The girl did not reply, motionless on the bed, and Isana withdrew from the room, to the top of the stairs. She could hear voices, below, as the hold-folk gathered into the hall. Outside, thunder rumbled, low and ominous, from the north. The events of the night before, the Kordholders' attack on her, came rushing back in memory, and she shivered.

Then she straightened and walked down the stairs, to deal with the other strangers who had come to Bernardholt.

Chapter 17

Fidelias waited until the big Steadholder had padded up the stairs and out of his sight, carrying someone wrapped in a blanket. The former Cursor glanced around the hall. For the moment, at least, he and his companions had been left alone. He turned to Odiana and Aldrick with a frown.

Aldrick stood staring after the Steadholder and murmured, "Well, I wonder what that was all about."

"Fairly obvious," Fidelias said. He glanced at Odiana.

"Fear," she whispered, and shivered as she leaned closer to Aldrick. "The most delicious fear. Recognition."

"Amara." Fidelias nodded. "She's here. That was her."

Aldrick lifted his eyebrows. "But he never turned around. You never saw her face."

Fidelias gave Aldrick an even look and suppressed a surge of irritation. "Aldrick, please.
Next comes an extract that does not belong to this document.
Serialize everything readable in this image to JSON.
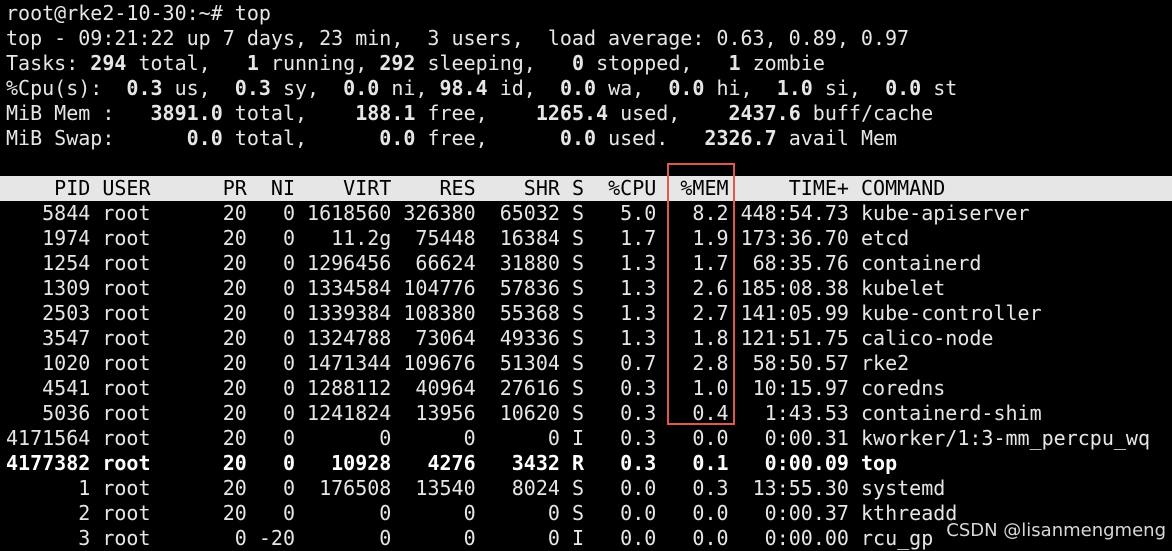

Do you expect her to hang a sign on the door that she's here? It all fits. Three sets of tracks-the boy's, the Steadholder's, and hers. She was limping. That's why he was carrying her."
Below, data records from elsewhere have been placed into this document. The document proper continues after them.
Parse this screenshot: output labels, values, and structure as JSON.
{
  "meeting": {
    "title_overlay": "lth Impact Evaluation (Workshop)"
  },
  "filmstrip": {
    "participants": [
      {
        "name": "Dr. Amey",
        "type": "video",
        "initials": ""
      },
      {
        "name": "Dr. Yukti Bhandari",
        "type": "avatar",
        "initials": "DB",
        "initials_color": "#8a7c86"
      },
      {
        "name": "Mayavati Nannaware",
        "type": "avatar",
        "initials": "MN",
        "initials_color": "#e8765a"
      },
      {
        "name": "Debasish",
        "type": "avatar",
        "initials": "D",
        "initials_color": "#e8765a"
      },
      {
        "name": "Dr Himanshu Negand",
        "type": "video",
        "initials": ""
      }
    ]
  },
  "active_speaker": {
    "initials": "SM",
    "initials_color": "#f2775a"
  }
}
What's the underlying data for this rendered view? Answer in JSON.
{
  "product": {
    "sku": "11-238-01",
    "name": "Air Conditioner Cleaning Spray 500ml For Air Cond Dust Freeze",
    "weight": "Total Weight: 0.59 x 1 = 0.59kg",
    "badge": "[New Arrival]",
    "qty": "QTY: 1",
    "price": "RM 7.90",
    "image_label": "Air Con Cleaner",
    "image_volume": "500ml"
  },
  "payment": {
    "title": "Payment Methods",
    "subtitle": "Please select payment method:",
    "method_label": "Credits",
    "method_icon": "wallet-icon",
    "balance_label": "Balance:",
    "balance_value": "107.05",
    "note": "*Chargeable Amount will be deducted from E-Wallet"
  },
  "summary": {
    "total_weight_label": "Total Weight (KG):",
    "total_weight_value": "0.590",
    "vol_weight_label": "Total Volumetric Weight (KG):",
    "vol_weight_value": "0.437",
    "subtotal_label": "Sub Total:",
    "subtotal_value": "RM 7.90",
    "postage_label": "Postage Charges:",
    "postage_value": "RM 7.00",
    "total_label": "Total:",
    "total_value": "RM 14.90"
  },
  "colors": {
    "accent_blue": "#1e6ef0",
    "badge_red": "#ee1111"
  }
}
Aldrick sighed. "All right then. I'll go up and kill those two, and we can be about it." He turned away and lifted a hand to his sword.

"Aldrick," Fidelias hissed. He seized the swordsman's arm at the biceps and reached down into the earth to borrow from his fury's strength. He stopped the larger man cold.

Aldrick glanced down at Fidelias's arm and relaxed. "That was the point, wasn't it?" the swordsman said. "Fidelias, we have to stop them from reporting to Gram. Without the element of surprise, this entire campaign could be for nothing. We came here to find the Steadholder and the boy who had seen our friend Atsurak, and kill them. Oh, and the agent of the crows-eaten Crown if we happen to run across her, which we have."

"Love," Odiana said. "We still don't know where this boy is, do we? If you go and kill the ugly little girl right now, won't the Steadholder object? And then you'd have to kill him as well. And anyone else upstairs. And all these people here…" She licked her lips, her eyes bright, and said to Fidelias, "Why shouldn't we do this again?"

"Remember where you are," Fidelias said. "This is the most dangerous area of the Realm. Powerful furies, dangerous beasts. This isn't one of the old plantations of the Amaranth Vale. It breeds strong crafters. Did you see the way that boy handled those gargants out front? And he calmed our mounts when they got nervous-that wasn't me. And he did it without so much as stopping to make an effort. A boy. Think about it."

Aldrick shrugged. "They don't go armed. They're Steadholders, not warriors. We could kill them all."

"Probably," Fidelias said. "But what if that retired Legionnaire Steadholder is a strong crafter to boot? What if some of the other holders here are that strong? Odds are some of them would escape-and since we don't know who the boy we're looking for is we'd never know if we got him."

"What about that boy out front?" Odiana asked. "That lovely strong tall one with the gargants."

"His feet are too big," Fidelias said. "The rain all but obliterated the tracks, but the ones from earlier today are clearer. We're looking for a smallish boy, not growing a beard yet-or possibly a girl. Atsurak probably wouldn't know the difference at that age, if a girl had been wearing breeches. The Marat don't make the same distinctions we do."

"He had big hands, too," Odiana mused, and leaned against Aldrick, her eyes heavy, drowsy. "May I have him, love?"

Aldrick leaned down and absently kissed her hair. "You'd only kill him, and then he'd be no good to you."

"Get the idea out of your heads," Fidelias said, his tone firm. "We have an objective. Find the boy. The storm is rolling in behind us, and everyone will be gathering into the hall. As soon as we find him, we'll take him, the Stead-holder, and the Cursor and leave."